Simpana adds block-level deduplication for disk and tape

Simpana 7 introduced file-level single instancing, but customers have called for block-level data deduplication in the backup application. Simpana 8 introduces global deduplication based at the Simpana host, so the deduplication can cut down on the amount of data written to disk and sent over the network. Simpana 8's dedupe works similarly to EMC Corp.'s Avamar and Symantec Corp.'s PureDisk.

The global deduplication with Simpana 8 also extends to tape, making it the first product of its kind to allow for writes to physical tape libraries without requiring reinflation of deduplicated data. "That's very appealing," said Paul Spotts, system engineer for Geisinger Health, a network of hospitals and clinics in central Pennsylvania. "We added a VTL [virtual tape library] because we were running out of capacity in our physical tape libraries, but we lease the VTL, so we're only allowed to grow so much per quarter."

A new feature called SnapBackup in Simpana 8 adds new integration with storage arrays so that array-based snapshots can be managed according to Simpana policies and through Simpana's catalog. "It's basically consolidating in the backup catalog all the different backup copies a user can recover from," Enterprise Strategy Group analyst Lauren Whitehouse said. "So users don't have to try and track down the most recent copy from different sources."

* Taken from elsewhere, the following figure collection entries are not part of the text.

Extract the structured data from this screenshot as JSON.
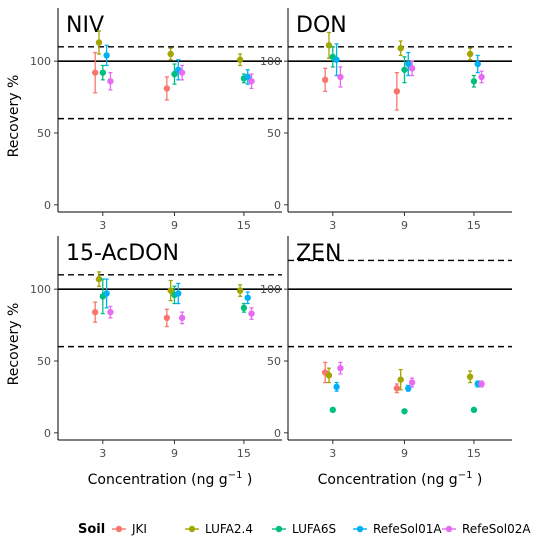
{
  "chart_data": {
    "type": "scatter",
    "figure_ylabel": "Recovery %",
    "figure_xlabel_main": "Concentration (ng g",
    "figure_xlabel_sup": "−1",
    "figure_xlabel_close": " )",
    "x_categories": [
      "3",
      "9",
      "15"
    ],
    "y_ticks": [
      "0",
      "50",
      "100"
    ],
    "ylim": [
      -5,
      137
    ],
    "reference_lines": {
      "solid": 100,
      "dashed_low": 60
    },
    "legend": {
      "title": "Soil",
      "position": "bottom",
      "items": [
        {
          "name": "JKI",
          "color": "#F8766D"
        },
        {
          "name": "LUFA2.4",
          "color": "#A3A500"
        },
        {
          "name": "LUFA6S",
          "color": "#00BF7D"
        },
        {
          "name": "RefeSol01A",
          "color": "#00B0F6"
        },
        {
          "name": "RefeSol02A",
          "color": "#E76BF3"
        }
      ]
    },
    "panels": [
      {
        "title": "NIV",
        "dashed_high": 110,
        "series": [
          {
            "name": "JKI",
            "values": [
              {
                "x": "3",
                "y": 92,
                "err": 14
              },
              {
                "x": "9",
                "y": 81,
                "err": 8
              },
              {
                "x": "15",
                "y": null,
                "err": null
              }
            ]
          },
          {
            "name": "LUFA2.4",
            "values": [
              {
                "x": "3",
                "y": 113,
                "err": 8
              },
              {
                "x": "9",
                "y": 105,
                "err": 4
              },
              {
                "x": "15",
                "y": 101,
                "err": 4
              }
            ]
          },
          {
            "name": "LUFA6S",
            "values": [
              {
                "x": "3",
                "y": 92,
                "err": 5
              },
              {
                "x": "9",
                "y": 91,
                "err": 7
              },
              {
                "x": "15",
                "y": 88,
                "err": 3
              }
            ]
          },
          {
            "name": "RefeSol01A",
            "values": [
              {
                "x": "3",
                "y": 104,
                "err": 7
              },
              {
                "x": "9",
                "y": 94,
                "err": 7
              },
              {
                "x": "15",
                "y": 89,
                "err": 5
              }
            ]
          },
          {
            "name": "RefeSol02A",
            "values": [
              {
                "x": "3",
                "y": 86,
                "err": 6
              },
              {
                "x": "9",
                "y": 92,
                "err": 5
              },
              {
                "x": "15",
                "y": 86,
                "err": 5
              }
            ]
          }
        ]
      },
      {
        "title": "DON",
        "dashed_high": 110,
        "series": [
          {
            "name": "JKI",
            "values": [
              {
                "x": "3",
                "y": 87,
                "err": 8
              },
              {
                "x": "9",
                "y": 79,
                "err": 13
              },
              {
                "x": "15",
                "y": null,
                "err": null
              }
            ]
          },
          {
            "name": "LUFA2.4",
            "values": [
              {
                "x": "3",
                "y": 111,
                "err": 9
              },
              {
                "x": "9",
                "y": 109,
                "err": 5
              },
              {
                "x": "15",
                "y": 105,
                "err": 4
              }
            ]
          },
          {
            "name": "LUFA6S",
            "values": [
              {
                "x": "3",
                "y": 103,
                "err": 7
              },
              {
                "x": "9",
                "y": 94,
                "err": 9
              },
              {
                "x": "15",
                "y": 86,
                "err": 4
              }
            ]
          },
          {
            "name": "RefeSol01A",
            "values": [
              {
                "x": "3",
                "y": 101,
                "err": 11
              },
              {
                "x": "9",
                "y": 98,
                "err": 8
              },
              {
                "x": "15",
                "y": 98,
                "err": 6
              }
            ]
          },
          {
            "name": "RefeSol02A",
            "values": [
              {
                "x": "3",
                "y": 89,
                "err": 7
              },
              {
                "x": "9",
                "y": 95,
                "err": 5
              },
              {
                "x": "15",
                "y": 89,
                "err": 4
              }
            ]
          }
        ]
      },
      {
        "title": "15-AcDON",
        "dashed_high": 110,
        "series": [
          {
            "name": "JKI",
            "values": [
              {
                "x": "3",
                "y": 84,
                "err": 7
              },
              {
                "x": "9",
                "y": 80,
                "err": 6
              },
              {
                "x": "15",
                "y": null,
                "err": null
              }
            ]
          },
          {
            "name": "LUFA2.4",
            "values": [
              {
                "x": "3",
                "y": 107,
                "err": 5
              },
              {
                "x": "9",
                "y": 99,
                "err": 7
              },
              {
                "x": "15",
                "y": 99,
                "err": 4
              }
            ]
          },
          {
            "name": "LUFA6S",
            "values": [
              {
                "x": "3",
                "y": 95,
                "err": 12
              },
              {
                "x": "9",
                "y": 96,
                "err": 6
              },
              {
                "x": "15",
                "y": 87,
                "err": 3
              }
            ]
          },
          {
            "name": "RefeSol01A",
            "values": [
              {
                "x": "3",
                "y": 97,
                "err": 10
              },
              {
                "x": "9",
                "y": 97,
                "err": 7
              },
              {
                "x": "15",
                "y": 94,
                "err": 4
              }
            ]
          },
          {
            "name": "RefeSol02A",
            "values": [
              {
                "x": "3",
                "y": 84,
                "err": 4
              },
              {
                "x": "9",
                "y": 80,
                "err": 4
              },
              {
                "x": "15",
                "y": 83,
                "err": 4
              }
            ]
          }
        ]
      },
      {
        "title": "ZEN",
        "dashed_high": 120,
        "series": [
          {
            "name": "JKI",
            "values": [
              {
                "x": "3",
                "y": 42,
                "err": 7
              },
              {
                "x": "9",
                "y": 31,
                "err": 3
              },
              {
                "x": "15",
                "y": null,
                "err": null
              }
            ]
          },
          {
            "name": "LUFA2.4",
            "values": [
              {
                "x": "3",
                "y": 40,
                "err": 5
              },
              {
                "x": "9",
                "y": 37,
                "err": 7
              },
              {
                "x": "15",
                "y": 39,
                "err": 4
              }
            ]
          },
          {
            "name": "LUFA6S",
            "values": [
              {
                "x": "3",
                "y": 16,
                "err": 1
              },
              {
                "x": "9",
                "y": 15,
                "err": 1
              },
              {
                "x": "15",
                "y": 16,
                "err": 1
              }
            ]
          },
          {
            "name": "RefeSol01A",
            "values": [
              {
                "x": "3",
                "y": 32,
                "err": 3
              },
              {
                "x": "9",
                "y": 31,
                "err": 2
              },
              {
                "x": "15",
                "y": 34,
                "err": 2
              }
            ]
          },
          {
            "name": "RefeSol02A",
            "values": [
              {
                "x": "3",
                "y": 45,
                "err": 4
              },
              {
                "x": "9",
                "y": 35,
                "err": 3
              },
              {
                "x": "15",
                "y": 34,
                "err": 2
              }
            ]
          }
        ]
      }
    ]
  }
}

Simpana 8 also adds the ability to incorporate workstations into the central backup policy, similar to products like IBM's CDP for Files, which automatically send changes to a central backup server when a desktop or laptop logs on to a company network. "The only thing that bothers me about that feature is that it doesn't include local journaling," Whitehouse said. "So if you make versions of a file while you're not connected to the network, you don't have a local version history." This is a feature that CDP for Files offers, Whitehouse said.

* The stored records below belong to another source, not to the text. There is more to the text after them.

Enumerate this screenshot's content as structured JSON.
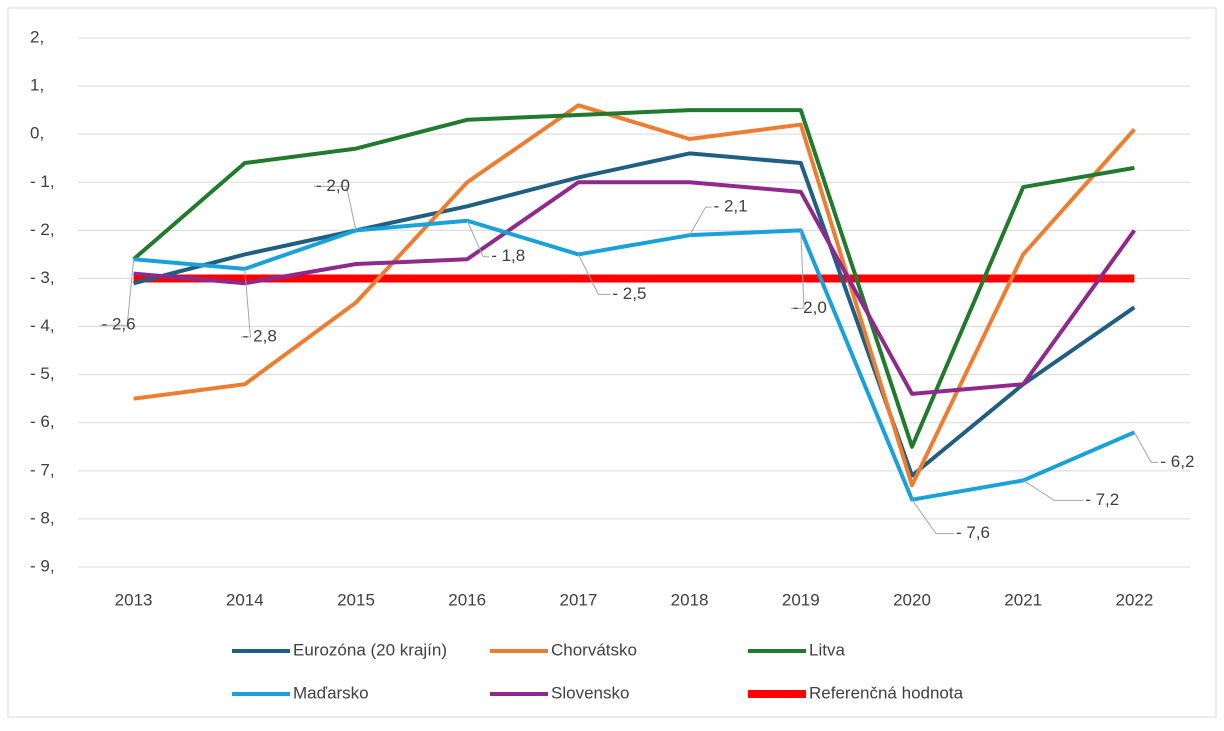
{
  "chart_data": {
    "type": "line",
    "categories": [
      "2013",
      "2014",
      "2015",
      "2016",
      "2017",
      "2018",
      "2019",
      "2020",
      "2021",
      "2022"
    ],
    "series": [
      {
        "name": "Eurozóna (20 krajín)",
        "color": "#1f5f82",
        "values": [
          -3.1,
          -2.5,
          -2.0,
          -1.5,
          -0.9,
          -0.4,
          -0.6,
          -7.1,
          -5.2,
          -3.6
        ]
      },
      {
        "name": "Chorvátsko",
        "color": "#ed7d31",
        "values": [
          -5.5,
          -5.2,
          -3.5,
          -1.0,
          0.6,
          -0.1,
          0.2,
          -7.3,
          -2.5,
          0.1
        ]
      },
      {
        "name": "Litva",
        "color": "#217a2e",
        "values": [
          -2.6,
          -0.6,
          -0.3,
          0.3,
          0.4,
          0.5,
          0.5,
          -6.5,
          -1.1,
          -0.7
        ]
      },
      {
        "name": "Maďarsko",
        "color": "#1ba1d9",
        "values": [
          -2.6,
          -2.8,
          -2.0,
          -1.8,
          -2.5,
          -2.1,
          -2.0,
          -7.6,
          -7.2,
          -6.2
        ],
        "value_labels": [
          "- 2,6",
          "- 2,8",
          "- 2,0",
          "- 1,8",
          "- 2,5",
          "- 2,1",
          "- 2,0",
          "- 7,6",
          "- 7,2",
          "- 6,2"
        ]
      },
      {
        "name": "Slovensko",
        "color": "#8e2a8e",
        "values": [
          -2.9,
          -3.1,
          -2.7,
          -2.6,
          -1.0,
          -1.0,
          -1.2,
          -5.4,
          -5.2,
          -2.0
        ]
      },
      {
        "name": "Referenčná hodnota",
        "color": "#ff0000",
        "values": [
          -3,
          -3,
          -3,
          -3,
          -3,
          -3,
          -3,
          -3,
          -3,
          -3
        ]
      }
    ],
    "ylim": [
      -9,
      2
    ],
    "yticks": [
      {
        "value": 2,
        "label": "2,"
      },
      {
        "value": 1,
        "label": "1,"
      },
      {
        "value": 0,
        "label": "0,"
      },
      {
        "value": -1,
        "label": "- 1,"
      },
      {
        "value": -2,
        "label": "- 2,"
      },
      {
        "value": -3,
        "label": "- 3,"
      },
      {
        "value": -4,
        "label": "- 4,"
      },
      {
        "value": -5,
        "label": "- 5,"
      },
      {
        "value": -6,
        "label": "- 6,"
      },
      {
        "value": -7,
        "label": "- 7,"
      },
      {
        "value": -8,
        "label": "- 8,"
      },
      {
        "value": -9,
        "label": "- 9,"
      }
    ],
    "grid": true
  }
}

Like other backup products for VMware, Simpana 8 integrates with VMware's Consolidated Backup (VCB) API to allow virtual machine backups from a proxy server. The client and management interface for both VMware and Hyper-V hosts is the same, and VMware images can be restored to Hyper-V hosts and vice versa. Simpana 8 will also include an autodiscovery feature to add new virtual machines in the environment automatically to backup policies.